Die materiell-rechtliche Unrichtigkeit einer Entscheidung begründet jedoch entgegen der Auffassung des AS keine Gehörsverletzung i.S.v. § 62 SGG, Art. 103 GG, die im Rahmen des § 178a SGG zu prüfen wäre.
Unabhängig davon verkennt der AS den Prüfungsmaßstab im Rahmen einer Nichtzulassungsbeschwerde nach § 144 SGG. Es war nicht zu überprüfen, ob ein wichtiger Grund vorliegt, sondern ob eine abstrakt klärungsbedürftige und klärungsfähige Rechtsfrage aufgeworfen wird. Das Gericht hat in seiner Entscheidung unter Bezugnahme auf BSG-Rechtsprechung dargelegt, dass das im Ergebnis nicht der Fall ist. Dabei hat es sich, anders als der AS meint, die Rechtsauffassung des Sozialgerichts gerade nicht zu eigen gemacht, vielmehr offengelassen, ob diese rechtlich zutreffend ist.
Entgegen der Auffassung des AS begründet die etwaige sachliche Unrichtigkeit der SG-Entscheidung aufgrund einer unzutreffenden Anwendung von § 32 SGB II und § 60 SGB I keinen Verfahrensmangel i.S.v. § 144 SGG (vgl. Meyer-Ladewig, a.a.O., § 144 Rn 32). Die vom AS zitierte Entscheidung des BVerfG bzgl. des Beleidigungsstraftatbestandes ist nicht einschlägig. Dies gilt gleichermaßen für die behauptete Divergenz.
Auch soweit sich die Anhörungsrüge gegen die Verwerfung der Anhörungsrüge, Rechtsbeschwerde bzw. Beschwerde richtet, liegt eine entscheidungserhebliche Gehörsverletzung nicht vor.
Zu 1. Der AS verkennt, dass sich die Übersendung der Klageschrift nach § 104 Satz 4 SGG an die Beklagtenseite, hier also an den AG -und nicht an den AS- richtet. Mit gerichtlichen Schreiben vom 24.4.2020 wurde dem AG im Übrigen in allen drei Verfahren die Beschwerdeschrift mit Fristsetzung zur Äußerung innerhalb eines Monats zur Kenntnis gegeben.
Zu 2. Es trifft nicht zu, dass sich das Gericht geweigert hat, alle Akten dem SG zu übermitteln. Vielmehr wurden sämtliche vorhandene Akten mit gerichtlichem Schreiben vom 24.6.2020 und 24.8.2020 dem Sozialgericht zugeleitet.

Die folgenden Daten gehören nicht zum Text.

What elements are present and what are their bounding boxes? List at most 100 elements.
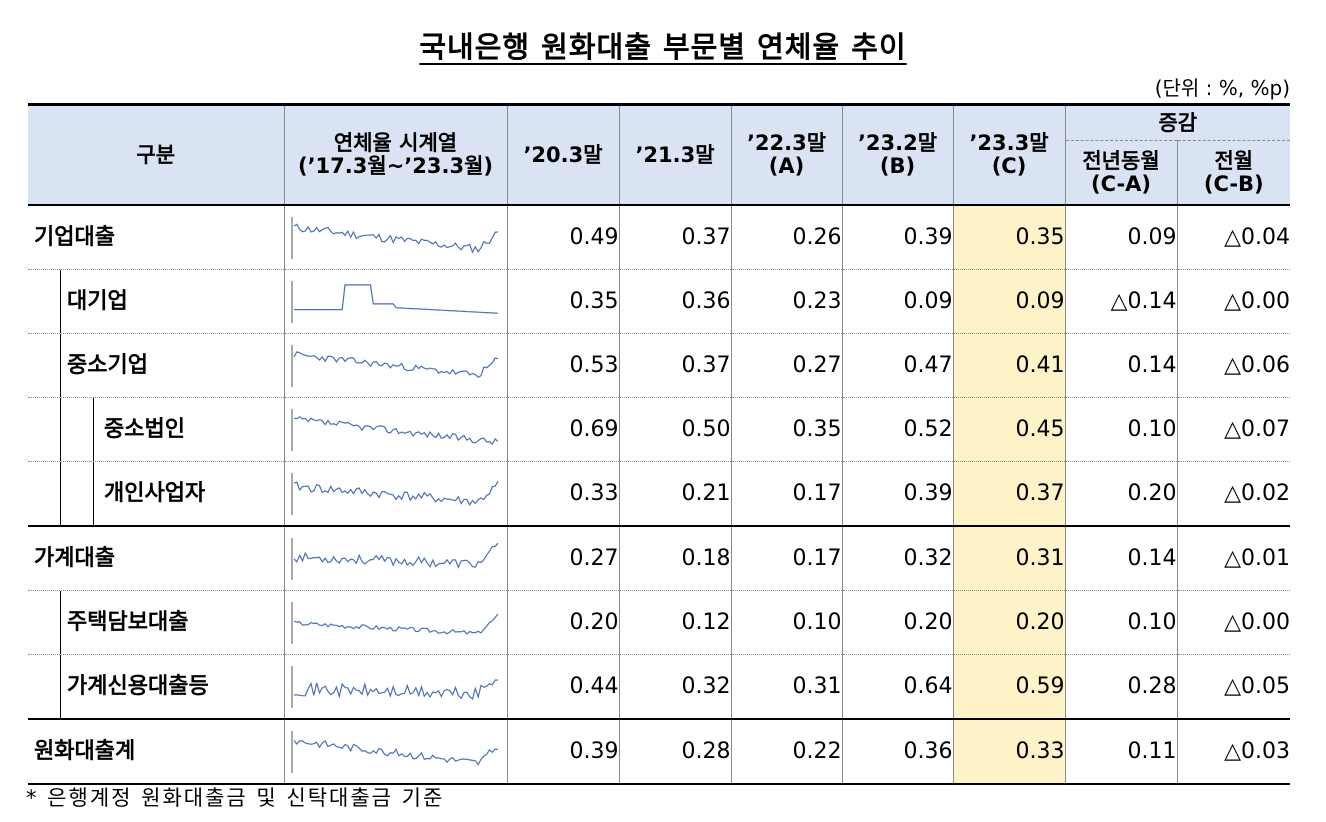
value-cell: 0.31: [953, 526, 1066, 591]
value-cell: 0.39: [842, 461, 954, 527]
sparkline-cell: [284, 205, 508, 270]
value-cell: △0.07: [1177, 397, 1291, 462]
row-label-cell: 주택담보대출: [28, 590, 285, 655]
value-cell: 0.37: [619, 205, 732, 270]
value-cell: 0.14: [1065, 333, 1178, 398]
value-cell: 0.45: [953, 397, 1066, 462]
value-cell: 0.23: [731, 269, 843, 334]
value-cell: 0.32: [842, 526, 954, 591]
value-cell: 0.09: [842, 269, 954, 334]
value-cell: 0.10: [1065, 397, 1178, 462]
sparkline-cell: [284, 461, 508, 527]
table-row: 중소법인 0.69 0.50 0.35 0.52 0.45 0.10 △0.07: [28, 397, 1291, 462]
row-label-cell: 기업대출: [28, 205, 285, 270]
row-label-cell: 가계대출: [28, 526, 285, 591]
sparkline-chart: [291, 216, 498, 259]
row-label: 중소법인: [93, 398, 284, 461]
sparkline-chart: [291, 537, 498, 580]
value-cell: 0.36: [842, 719, 954, 785]
value-cell: 0.41: [953, 333, 1066, 398]
sparkline-chart: [291, 472, 499, 515]
value-cell: △0.02: [1177, 461, 1291, 527]
value-cell: △0.00: [1177, 590, 1291, 655]
row-label: 가계신용대출등: [60, 655, 284, 718]
value-cell: 0.12: [619, 590, 732, 655]
sparkline-cell: [284, 397, 508, 462]
value-cell: 0.11: [1065, 719, 1178, 785]
table-row: 주택담보대출 0.20 0.12 0.10 0.20 0.20 0.10 △0.00: [28, 590, 1291, 655]
value-cell: 0.10: [731, 590, 843, 655]
value-cell: 0.59: [953, 654, 1066, 720]
header-category: 구분: [28, 103, 285, 206]
table-row: 가계대출 0.27 0.18 0.17 0.32 0.31 0.14 △0.01: [28, 526, 1291, 591]
value-cell: 0.53: [507, 333, 620, 398]
value-cell: 0.37: [953, 461, 1066, 527]
value-cell: 0.17: [731, 461, 843, 527]
table-row: 대기업 0.35 0.36 0.23 0.09 0.09 △0.14 △0.00: [28, 269, 1291, 334]
sparkline-cell: [284, 526, 508, 591]
value-cell: △0.14: [1065, 269, 1178, 334]
value-cell: 0.35: [953, 205, 1066, 270]
header-col-2203: ’22.3말 (A): [730, 103, 843, 206]
value-cell: 0.28: [1065, 654, 1178, 720]
value-cell: 0.33: [507, 461, 620, 527]
table-row: 원화대출계 0.39 0.28 0.22 0.36 0.33 0.11 △0.03: [28, 719, 1291, 785]
unit-label: (단위 : %, %p): [1154, 76, 1290, 100]
row-label: 원화대출계: [34, 739, 136, 764]
value-cell: 0.35: [507, 269, 620, 334]
value-cell: 0.17: [731, 526, 843, 591]
row-label: 중소기업: [60, 334, 284, 397]
table-row: 개인사업자 0.33 0.21 0.17 0.39 0.37 0.20 △0.02: [28, 461, 1291, 527]
value-cell: 0.47: [842, 333, 954, 398]
row-label-cell: 가계신용대출등: [28, 654, 285, 720]
sparkline-cell: [284, 269, 508, 334]
value-cell: 0.21: [619, 461, 732, 527]
sparkline-cell: [284, 590, 508, 655]
value-cell: 0.44: [507, 654, 620, 720]
value-cell: △0.06: [1177, 333, 1291, 398]
sparkline-cell: [284, 719, 508, 785]
value-cell: 0.14: [1065, 526, 1178, 591]
row-label-cell: 중소법인: [28, 397, 285, 462]
row-label-cell: 개인사업자: [28, 461, 285, 527]
value-cell: 0.18: [619, 526, 732, 591]
value-cell: 0.09: [1065, 205, 1178, 270]
sparkline-chart: [291, 665, 498, 708]
value-cell: 0.52: [842, 397, 954, 462]
value-cell: 0.20: [953, 590, 1066, 655]
value-cell: 0.20: [842, 590, 954, 655]
value-cell: △0.03: [1177, 719, 1291, 785]
value-cell: △0.05: [1177, 654, 1291, 720]
value-cell: 0.10: [1065, 590, 1178, 655]
value-cell: 0.39: [842, 205, 954, 270]
value-cell: △0.00: [1177, 269, 1291, 334]
value-cell: 0.26: [731, 205, 843, 270]
value-cell: 0.39: [507, 719, 620, 785]
value-cell: 0.27: [507, 526, 620, 591]
sparkline-cell: [284, 654, 508, 720]
header-mom: 전월 (C-B): [1176, 140, 1291, 207]
value-cell: 0.27: [731, 333, 843, 398]
sparkline-chart: [291, 344, 498, 387]
value-cell: 0.36: [619, 269, 732, 334]
value-cell: △0.04: [1177, 205, 1291, 270]
sparkline-chart: [291, 601, 498, 644]
value-cell: 0.20: [507, 590, 620, 655]
value-cell: 0.69: [507, 397, 620, 462]
value-cell: 0.32: [619, 654, 732, 720]
sparkline-chart: [291, 408, 498, 451]
row-label-cell: 중소기업: [28, 333, 285, 398]
row-label: 기업대출: [34, 225, 115, 250]
value-cell: 0.09: [953, 269, 1066, 334]
page-title: 국내은행 원화대출 부문별 연체율 추이: [419, 30, 907, 64]
value-cell: 0.22: [731, 719, 843, 785]
sparkline-cell: [284, 333, 508, 398]
row-label: 대기업: [60, 270, 284, 333]
header-col-2003: ’20.3말: [506, 103, 620, 206]
value-cell: △0.01: [1177, 526, 1291, 591]
row-label: 가계대출: [34, 546, 115, 571]
header-change: 증감: [1064, 102, 1291, 142]
table-row: 중소기업 0.53 0.37 0.27 0.47 0.41 0.14 △0.06: [28, 333, 1291, 398]
header-col-2302: ’23.2말 (B): [841, 103, 954, 206]
table-row: 가계신용대출등 0.44 0.32 0.31 0.64 0.59 0.28 △0.05: [28, 654, 1291, 720]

Es kann dahinstehen, ob hierin eine Verfahrensverschleppung zu sehen ist, denn jedenfalls ist nicht ersichtlich, wie hierdurch der Anspruch des AS auf rechtliches Gehör in entscheidungserheblicher Weise verletzt worden sein soll.

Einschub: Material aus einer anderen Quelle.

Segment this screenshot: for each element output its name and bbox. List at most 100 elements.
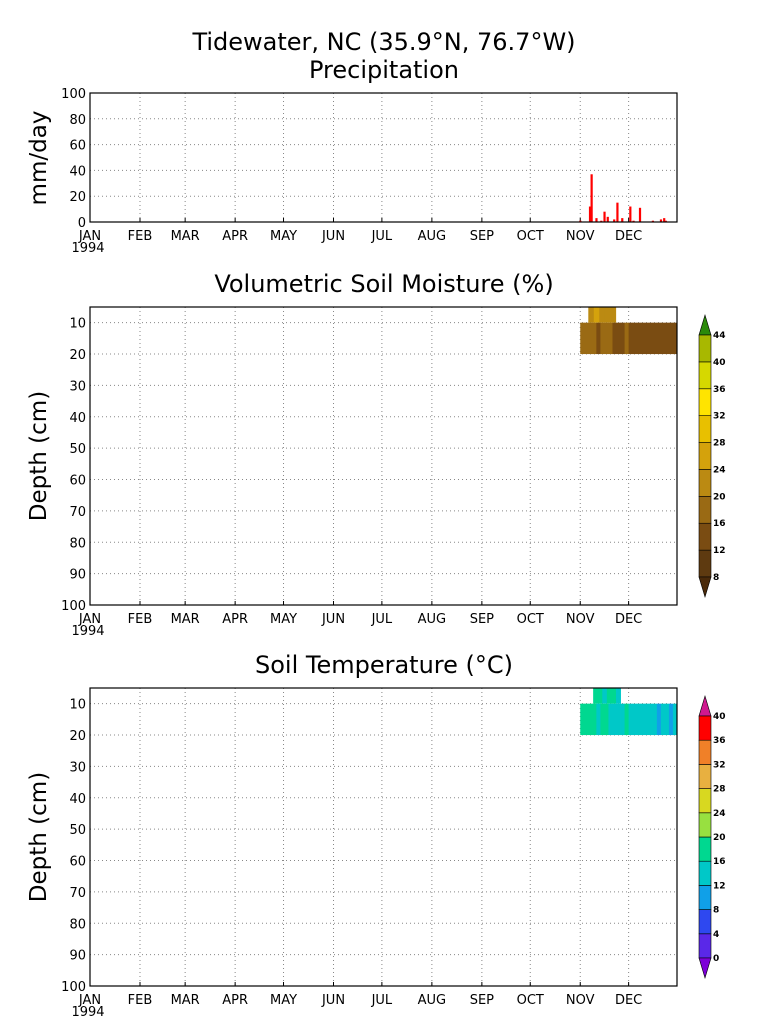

Zu 3. Der AS macht die Unrichtigkeit der gerichtlichen Einschätzung der Verfahrensverschleppung durch den AS geltend. Die vermeintliche Unrichtigkeit einer Rechtsauffassung begründet keine Gehörsverletzung.
Zu 4. Die zitierten Entscheidungen des BVerfG betrafen die hier nicht einschlägige Statthaftigkeit von Anhörungsrügen gegen die Zurückweisung von Befangenheitsanträgen.
Das Nichterwähnen einer vom Rechtsstandpunkt des Gerichts nicht einschlägigen Entscheidung des BVerfG stellt entgegen der Auffassung des AS keine Gehörsverletzung i.S.v. § 62 SGG, Art. 103 GG dar. Der Wortlaut von § 178a Abs. 1 Satz 2 SGG, wonach die Anhörungsrüge gegen eine der Endentscheidung vorausgehende Entscheidung nicht statthaft ist, ist im Übrigen eindeutig.
Die Kostenentscheidung beruht auf § 193 SGG.
Dieser Beschluss ist gemäß § 177 SGG unanfechtbar.